What makes for a great city? Is it its sunny beaches and rolling hills? Is it the heights of its skyscrapers or the extent of its art collection? No. It is our ability to let all who are hungry, eat; all who need a bed, a place to rest; all who need refuge, a place to call home. We must go to sleep tonight dreaming of a better tomorrow, and we must wake up in the morning to pursue those dreams. The only way to solve the problem of homelessness is to put the blaring light of justice on our collective shame and draw together in harmony the voices of our city to say enough is enough! We must sing out from the chambers of City Hall. Sing out from the pews and from the shelters. We must sing out from office buildings, the hospitals and the nonprofit agencies. No longer can we be fettered by the chains of our apathy. No longer can we say that what happens in Venice or on Skid Row is not my problem. No longer can we despair. We must put our shoulder to the wheel and focus our energy.  

Remember the words of Rabbi Hayim of Brisk, who said to be a rabbi is to “redress the grievances of those who are abandoned and alone … protect the poor and to save the oppressed from the hands of the oppressor.” Speak to your congregations, move the Earth. The time for your leadership is now. We need more funding from the city to be allocated to homelessness services. Speak to your councilmember. We need to pass legislation that restores funding from the state to build more affordable housing. Speak to your state representative. We need more communities in this fight. Speak to them and they will listen. 
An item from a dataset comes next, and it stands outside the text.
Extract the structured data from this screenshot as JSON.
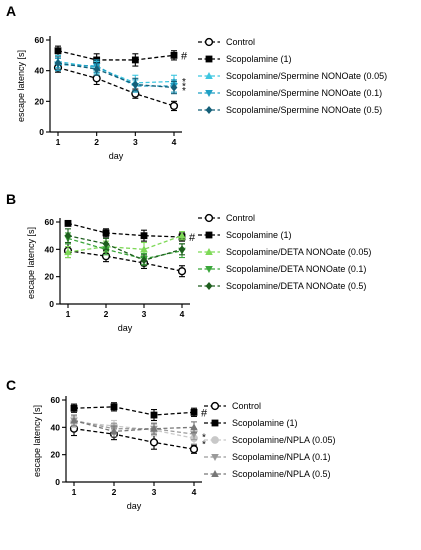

To end homelessness, we need to heed the prophetic call to stem the flow of families falling into poverty and slipping through the bottom of the safety net. We need the strength of all of our hands to lift this very heavy burden. My teacher Rabbi Harold Schulweis taught me a poignant story: There was a certain Jew in Sodom and Gomorrah who preached against the injustices found there. For his troubles, he was mocked by all who knew him. “Why do you break your heart speaking to these people who are resolved not to change?” He answered, “I do not do this for their sake alone. I do it for my own sanity.” 

We must all be a sane voice in an insane world, if not for the sake of the needy, then for our own.


Rabbi Noah Zvi Farkas is associate rabbi at Valley Beth Shalom in Encino and founder of Netiya, a faith-based network that advances urban agriculture in synagogues, schools and nonprofit organizations in Los Angeles.